More and more investors are becoming interested in this asset class. When properly structured, private equity can be one of the most rewarding sector of an investment portfolio consisting of fixed income assets and traditional equity.

Private Equity As An Asset Class

Private equity investors invest primarily in unlisted operating companies held privately. A private equity fund consists of a pool of monies raised from different sources such as corporations, High Networth Individuals (HNI) and Family Offices, Insurance Companies and Pension Funds and is managed by specialist managers to invest in private portfolio companies. The objective is to sell the portfolio company at a higher price after a few years of value development, thus generating profits for the fund’s investors.

History of private equity industry

Even though the roots of private equity can be traced back 50 years the private equity industry formally took off in 1970 with the first structured private equity funds in the United States and the United Kingdom. Regulatory changes were the key growth drivers for banks and pension funds that sketched the private equity markets. By 1990, private equity started attracting institutional investors and gained momentum in terms of fund raising and number of deals closed. In the year 2000, private equity reached its peak with $200 billion invested worldwide thus having grown faster and bigger than any other asset class.


North America is the homeland of private equity activity. North America accounts for the majority of total AUM (57%), followed by Europe (24%), Asia (13%) and Rest of World (6%). This pattern illustrates the varying stages of development of the industry across these regions. However, with the asset class gaining traction in emerging economies and Limited Partners seeking to diversify their portfolio in terms of risks and returns, regions like Asia have increasingly become an integral part of the private equity and venture capital universe.

Classification of Private Equity funds

The Private Equity asset class can be broadly segregated into three categories

Leveraged Buyouts (LBO)

Commonly known as buyouts, these are investments made in mature companies that have an operating history, revenues and cash flows.
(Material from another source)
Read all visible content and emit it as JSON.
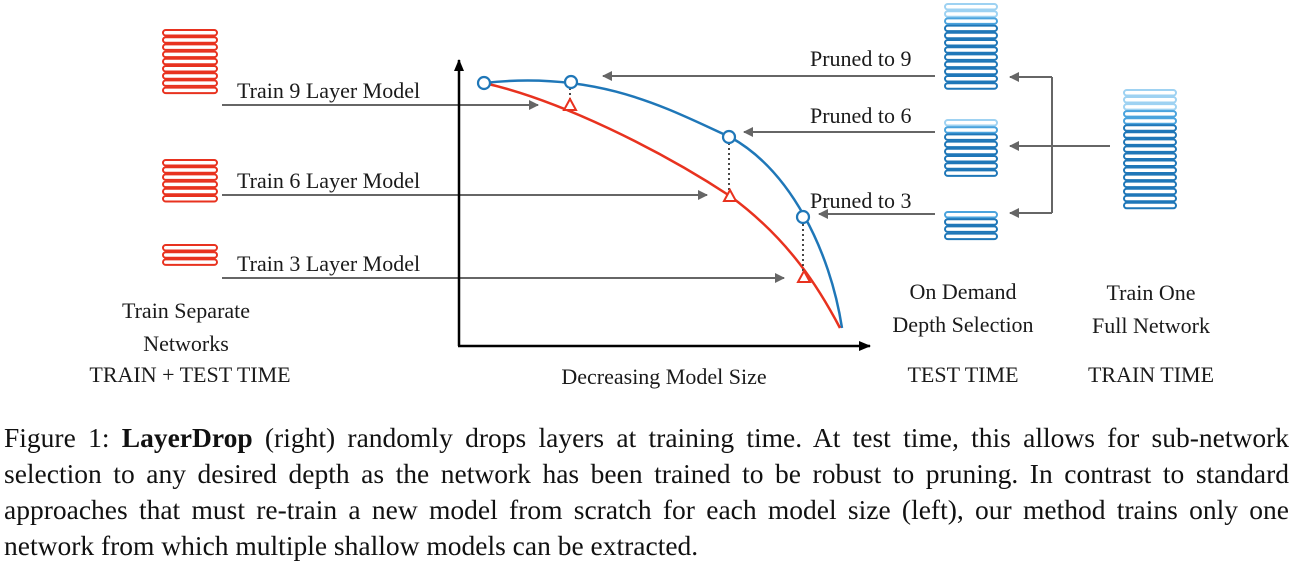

These companies are ‘bought-out’ from the owners where in the business, the business unit or the asset is acquired with the use of financial leverage. There are two types of LBOs.

  • Management Buy Outs (MBOs) in which the existing management buys out the company from existing shareholders using a mix of leverage and equity raised from Private Equity investors and.
  • Management Buy Ins (MBIs) in which a manager or a management team from outside the company raises the necessary finance, buys it, and becomes the company’s new management.
Venture Capital

These are investments made in lesser mature companies that are further sub categorized according to their stage of development like;

  • Early Stage capital development that requires seed capital to launch businesses or for the early development of companies that might be generating revenues but may not yet be profitable.
  • Later Stage capital development in which investors bring in capital to finance expansion, or as replacement capital for existing investors.
  • Pre-IPO / Mezzanine capital in which investors bring in capital to meet liquidity requirements prior to an IPO issue
Growth Capital

These investments are made in more mature companies that require capital for the purpose for expanding business into new territories, restructuring, or making acquisitions without the loss of management control. Such investment is normally made in private companies but can also be made in public companies through preferential placements (also known as Private Investment in Public Enterprises (PIPEs).